The Murray-Darling basin, for instance, is slightly larger than Egypt and covers most of New South Wales, Victoria and the Australian Capital Territory, as well as parts of Queensland and South Australia. It has been dramatically altered by a huge expansion of irrigated crops, such as cotton, citrus and almonds. Massive extractions of water have left sensitive river wetlands and river red gum forests under stress from lack of water and increased salinity. Depleted, despoiled, often poisonous and since 2001 frequently dry, a 2018 article in the Sydney Morning Herald stated that “the Darling River is an emblem of poor government, mismanagement, greed and anti-democratic activity“.
Land clearance, dry, stressed forests, lack of groundwater, unprecedented bushfires, invasive animals and plants, and the sudden loss of half a billion animals.

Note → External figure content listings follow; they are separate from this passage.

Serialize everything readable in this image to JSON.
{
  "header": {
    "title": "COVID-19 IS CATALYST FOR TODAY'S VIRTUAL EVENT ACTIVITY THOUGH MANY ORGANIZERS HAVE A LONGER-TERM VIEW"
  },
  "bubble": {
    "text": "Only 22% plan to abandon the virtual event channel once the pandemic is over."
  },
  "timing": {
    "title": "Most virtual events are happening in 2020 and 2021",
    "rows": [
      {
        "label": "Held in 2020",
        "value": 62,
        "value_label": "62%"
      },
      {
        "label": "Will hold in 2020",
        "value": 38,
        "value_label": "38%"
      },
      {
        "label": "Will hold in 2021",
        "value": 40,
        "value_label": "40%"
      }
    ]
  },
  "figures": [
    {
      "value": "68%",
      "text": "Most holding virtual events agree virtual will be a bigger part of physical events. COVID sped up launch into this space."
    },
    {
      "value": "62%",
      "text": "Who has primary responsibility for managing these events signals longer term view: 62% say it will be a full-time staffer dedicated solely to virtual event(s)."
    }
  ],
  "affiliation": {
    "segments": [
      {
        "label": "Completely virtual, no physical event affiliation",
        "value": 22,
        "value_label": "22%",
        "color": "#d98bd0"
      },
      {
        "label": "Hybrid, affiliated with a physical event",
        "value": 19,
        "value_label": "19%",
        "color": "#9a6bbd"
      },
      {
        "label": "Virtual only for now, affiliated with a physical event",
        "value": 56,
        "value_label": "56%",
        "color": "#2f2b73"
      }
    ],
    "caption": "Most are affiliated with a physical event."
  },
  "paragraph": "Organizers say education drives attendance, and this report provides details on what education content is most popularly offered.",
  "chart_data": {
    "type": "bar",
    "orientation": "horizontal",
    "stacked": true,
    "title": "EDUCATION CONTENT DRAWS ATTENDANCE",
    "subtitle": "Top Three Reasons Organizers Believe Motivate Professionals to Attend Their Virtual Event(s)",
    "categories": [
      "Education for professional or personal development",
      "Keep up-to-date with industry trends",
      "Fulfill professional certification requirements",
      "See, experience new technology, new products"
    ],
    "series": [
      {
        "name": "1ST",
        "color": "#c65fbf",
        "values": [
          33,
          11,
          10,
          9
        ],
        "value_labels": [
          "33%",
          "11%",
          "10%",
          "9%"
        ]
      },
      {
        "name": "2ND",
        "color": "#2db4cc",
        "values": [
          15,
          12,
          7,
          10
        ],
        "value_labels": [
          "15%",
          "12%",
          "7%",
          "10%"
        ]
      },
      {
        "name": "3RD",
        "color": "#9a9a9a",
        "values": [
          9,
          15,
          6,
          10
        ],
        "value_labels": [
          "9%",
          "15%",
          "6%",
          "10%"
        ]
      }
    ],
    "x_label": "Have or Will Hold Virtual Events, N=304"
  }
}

Little wonder that a lengthy Guardian article today was headlined “Silent death’: Australia’s bushfires push countless species to extinction”.
Running through the expected fate of a number of species few outside Australia will have ever heard of (and given the general lack of wildlife knowledge around the world, probably inside of it too), the author lists endemic marsupials like the Kangaroo Island Dunnart, Long-footed Potoroo, and Silver-headed Antechinus, unique animals found entirely within the area that has just been burnt to the ground.
He could have perhaps also included the endemic Rockwarbler, a small bird currently listed as Least Concern by the IUCN but whose entire range lies within the sandstone formations that surround Sydney (see map) and which are currently burning or are under threat.
Much of the media’s attention has been focussed on local towns and communities, as well as the region’s importance for tourism, but this is a globally-important area for wildlife too. In 2011, the Forests of East Australia region were identified as the 35th biodiversity hotspot by a team of researchers working with Conservation International. The area was determined to be a hotspot because it has more than 2,100 endemic vascular plant species. A huge array of wildlife depends on them.
Can the forests – and the widlife – recover? It’s far too early too say of course, but even before the fires 77% of the original habitat of the Forests of East Australia region had been destroyed. Huge swathes of what remained – pockets of original habitat native wildlife depend on – have now been lost too.
Forests and wildlife are inter-dependent. Forests need wildlife to rebuild themselves as much as wildlife needs forests.
Given the scale of these fires it’s possible that the very system, the interconnected web of life of everything from fungi and small plants to invertebrates and larger animals and birds that spreads forest seeds, pollinates their flowers, irrigates and feeds the trees, has been ripped apart. And as has been widely reported in recent years, experts think that climate change and changes in rainfall patterns will make mass destruction events like this more frequent in the future.
The scale of the destruction of wildlife and irreplaceable habitats by the bushfires raging in eastern Australia is literally almost impossible to grasp, but it will have a huge and lasting impact. And of course the fires are not even close to being out yet. A slew of species dependent on the region’s remaining wild areas may never recover.
As Prof John Woinarski, of Charles Darwin University, says, “These fires are homogenising the landscape. They benefit no species…They have set back conservation in Australia for a very long period.”